Glycemic Index of Whole Grain - Rye
Grains
Complete information about Whole Grain - Rye: glycemic index 34, glycemic load 19, calories and nutritional value.
Glycemic Index
Low glycemic index - causes a slow, steady rise in blood sugar
Glycemic Load
Medium glycemic load - moderate blood sugar impact
Nutrition Facts
per 100gGlycemic Index Analysis
Understanding Whole Grain - Rye GI Rating
Whole Grain - Rye registers a glycemic index of 34, placing it in the low GI category.This low rating indicates that Whole Grain - Rye is digested and absorbed slowly, causing a gradual rise in blood glucose levels. This makes it an excellent choice for maintaining stable energy and supporting diabetes management.
Blood Sugar Impact Guide
Health Benefits & Blood Sugar Impact
Blood Sugar Response
Excellent choice for diabetes management. Low GI foods help maintain stable blood glucose levels.
Nutritional Benefits
- Provides sustained energy release
- Helps maintain stable blood sugar levels
- May reduce risk of type 2 diabetes
- Supports weight management
- Improves cholesterol levels
Optimal Consumption Timing
Any time of day - ideal for sustained energy
How Whole Grain - Rye Compares
Compare Whole Grain - Rye's GI rating of 34 with similar foods in the grains category:
Glycemic Index Comparison
💡 Health Tip: A 15-minute walk after meals can reduce blood sugar spikes by up to 30%. Make it more engaging with our AI insect identifier and AI plant identifier during your walks!
Frequently Asked Questions
What is the glycemic index of Whole Grain - Rye?
Whole Grain - Rye has a glycemic index of 34, which is classified as low GI. This means it has a slow impact on blood sugar levels.
Is Whole Grain - Rye suitable for diabetics?
Yes, Whole Grain - Rye with a low GI of 34 is an excellent choice for people with diabetes as it helps maintain stable blood sugar levels.
How many calories does Whole Grain - Rye contain?
Whole Grain - Rye contains 283 calories per 100 grams, which is quite high for this type of food.
What is the glycemic load of Whole Grain - Rye?
The glycemic load of Whole Grain - Rye is 19, which is considered medium. This indicates a moderate impact on blood sugar when consuming a standard portion.
When is the best time to eat Whole Grain - Rye?
Whole Grain - Rye with low GI can be eaten at any time of day. It's an excellent choice for breakfast, lunch, or dinner, providing stable energy without rapid blood sugar spikes.
How does Whole Grain - Rye affect weight loss?
Whole Grain - Rye with low GI supports weight management by providing prolonged satiety and stable energy levels. This helps avoid overeating and snacking between meals.

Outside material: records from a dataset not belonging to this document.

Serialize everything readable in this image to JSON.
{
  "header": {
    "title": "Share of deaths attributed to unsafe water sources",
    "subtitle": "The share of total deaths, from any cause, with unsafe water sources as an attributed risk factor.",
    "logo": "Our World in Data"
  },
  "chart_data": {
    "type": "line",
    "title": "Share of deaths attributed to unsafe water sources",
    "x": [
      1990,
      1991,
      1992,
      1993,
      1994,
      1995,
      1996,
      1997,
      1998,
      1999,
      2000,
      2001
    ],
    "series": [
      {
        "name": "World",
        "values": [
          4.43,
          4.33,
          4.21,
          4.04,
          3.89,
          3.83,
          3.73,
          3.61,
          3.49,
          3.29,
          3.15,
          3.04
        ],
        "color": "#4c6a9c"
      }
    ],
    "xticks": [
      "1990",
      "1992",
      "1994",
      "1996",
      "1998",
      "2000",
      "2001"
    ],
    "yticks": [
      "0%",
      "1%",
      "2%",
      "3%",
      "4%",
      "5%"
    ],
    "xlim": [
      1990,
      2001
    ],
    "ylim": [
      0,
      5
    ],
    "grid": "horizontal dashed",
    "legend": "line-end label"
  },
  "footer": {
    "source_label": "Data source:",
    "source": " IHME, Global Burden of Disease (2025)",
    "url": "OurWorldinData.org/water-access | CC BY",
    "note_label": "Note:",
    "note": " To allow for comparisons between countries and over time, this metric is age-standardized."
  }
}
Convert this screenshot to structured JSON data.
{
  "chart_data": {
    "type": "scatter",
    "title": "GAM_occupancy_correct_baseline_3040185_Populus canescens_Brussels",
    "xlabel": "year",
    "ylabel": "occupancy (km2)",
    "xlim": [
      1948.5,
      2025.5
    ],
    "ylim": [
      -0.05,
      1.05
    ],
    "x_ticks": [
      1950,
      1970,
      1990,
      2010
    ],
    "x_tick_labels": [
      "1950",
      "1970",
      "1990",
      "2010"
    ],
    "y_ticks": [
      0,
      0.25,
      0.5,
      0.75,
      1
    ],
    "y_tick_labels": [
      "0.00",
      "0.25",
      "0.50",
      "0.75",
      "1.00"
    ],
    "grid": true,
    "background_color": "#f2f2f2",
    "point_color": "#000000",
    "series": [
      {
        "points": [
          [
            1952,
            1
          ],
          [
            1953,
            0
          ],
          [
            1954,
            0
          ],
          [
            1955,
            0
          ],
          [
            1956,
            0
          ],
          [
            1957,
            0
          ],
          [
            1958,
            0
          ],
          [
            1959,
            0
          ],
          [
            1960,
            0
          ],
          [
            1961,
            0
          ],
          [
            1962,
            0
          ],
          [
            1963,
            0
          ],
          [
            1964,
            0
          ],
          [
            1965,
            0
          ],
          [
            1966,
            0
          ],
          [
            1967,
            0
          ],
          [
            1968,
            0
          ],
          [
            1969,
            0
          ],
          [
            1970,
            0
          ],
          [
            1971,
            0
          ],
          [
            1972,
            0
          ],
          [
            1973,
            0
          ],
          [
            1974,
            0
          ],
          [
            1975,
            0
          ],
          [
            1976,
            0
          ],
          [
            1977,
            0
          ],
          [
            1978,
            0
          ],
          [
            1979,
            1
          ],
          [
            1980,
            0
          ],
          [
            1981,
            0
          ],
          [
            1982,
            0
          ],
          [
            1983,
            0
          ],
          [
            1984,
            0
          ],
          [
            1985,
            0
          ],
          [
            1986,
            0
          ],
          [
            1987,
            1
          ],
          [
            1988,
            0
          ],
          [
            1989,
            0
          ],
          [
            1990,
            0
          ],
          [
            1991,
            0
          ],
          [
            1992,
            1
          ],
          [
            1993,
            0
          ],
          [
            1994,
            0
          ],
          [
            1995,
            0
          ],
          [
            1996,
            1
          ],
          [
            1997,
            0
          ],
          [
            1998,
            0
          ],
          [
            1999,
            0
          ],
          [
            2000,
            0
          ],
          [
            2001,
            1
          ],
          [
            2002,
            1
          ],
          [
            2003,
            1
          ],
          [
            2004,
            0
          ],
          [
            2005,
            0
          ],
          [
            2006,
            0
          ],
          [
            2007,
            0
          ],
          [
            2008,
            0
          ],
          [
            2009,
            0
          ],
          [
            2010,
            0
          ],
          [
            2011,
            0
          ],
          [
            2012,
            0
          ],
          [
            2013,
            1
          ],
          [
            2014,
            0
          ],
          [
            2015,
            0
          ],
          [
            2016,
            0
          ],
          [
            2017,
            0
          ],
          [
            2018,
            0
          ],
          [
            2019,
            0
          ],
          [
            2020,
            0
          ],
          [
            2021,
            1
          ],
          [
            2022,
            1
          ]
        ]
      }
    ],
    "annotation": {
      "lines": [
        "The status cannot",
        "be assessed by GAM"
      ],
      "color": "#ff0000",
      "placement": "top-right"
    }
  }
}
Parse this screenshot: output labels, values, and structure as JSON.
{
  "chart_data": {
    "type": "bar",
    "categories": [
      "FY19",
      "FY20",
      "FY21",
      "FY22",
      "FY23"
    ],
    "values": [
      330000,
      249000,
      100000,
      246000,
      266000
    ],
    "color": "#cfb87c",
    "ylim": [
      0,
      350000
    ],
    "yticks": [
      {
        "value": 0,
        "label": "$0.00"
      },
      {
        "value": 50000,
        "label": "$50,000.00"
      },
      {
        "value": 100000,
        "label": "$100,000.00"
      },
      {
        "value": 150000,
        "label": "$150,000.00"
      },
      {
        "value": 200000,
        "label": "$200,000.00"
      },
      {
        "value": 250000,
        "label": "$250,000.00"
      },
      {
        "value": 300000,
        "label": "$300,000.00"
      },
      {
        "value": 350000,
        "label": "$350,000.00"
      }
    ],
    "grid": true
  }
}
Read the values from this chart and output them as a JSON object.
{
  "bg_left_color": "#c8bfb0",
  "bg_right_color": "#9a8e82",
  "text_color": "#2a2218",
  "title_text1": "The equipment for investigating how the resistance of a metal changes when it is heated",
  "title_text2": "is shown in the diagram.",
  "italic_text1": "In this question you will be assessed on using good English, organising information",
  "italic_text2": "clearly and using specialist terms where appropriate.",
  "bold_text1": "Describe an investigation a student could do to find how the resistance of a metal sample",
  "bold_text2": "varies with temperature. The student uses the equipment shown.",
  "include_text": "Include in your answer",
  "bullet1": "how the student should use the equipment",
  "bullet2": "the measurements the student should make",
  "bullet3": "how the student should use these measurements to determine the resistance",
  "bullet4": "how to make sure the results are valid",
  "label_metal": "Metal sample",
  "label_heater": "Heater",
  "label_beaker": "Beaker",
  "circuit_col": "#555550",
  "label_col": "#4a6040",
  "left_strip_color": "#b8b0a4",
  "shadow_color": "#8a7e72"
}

What nutrients does Whole Grain - Rye provide?
Whole Grain - Rye contains 55.8g of carbohydrates, 9.9g of protein, and 2.2g of fat per 100g. The main macronutrient is carbohydrates, making it an excellent choice for balanced nutrition.
Can Whole Grain - Rye be eaten at night?
Whole Grain - Rye with low GI can be eaten in the evening as it doesn't cause rapid blood sugar spikes. However, consider the total caloric content (283 kcal/100g) when planning dinner.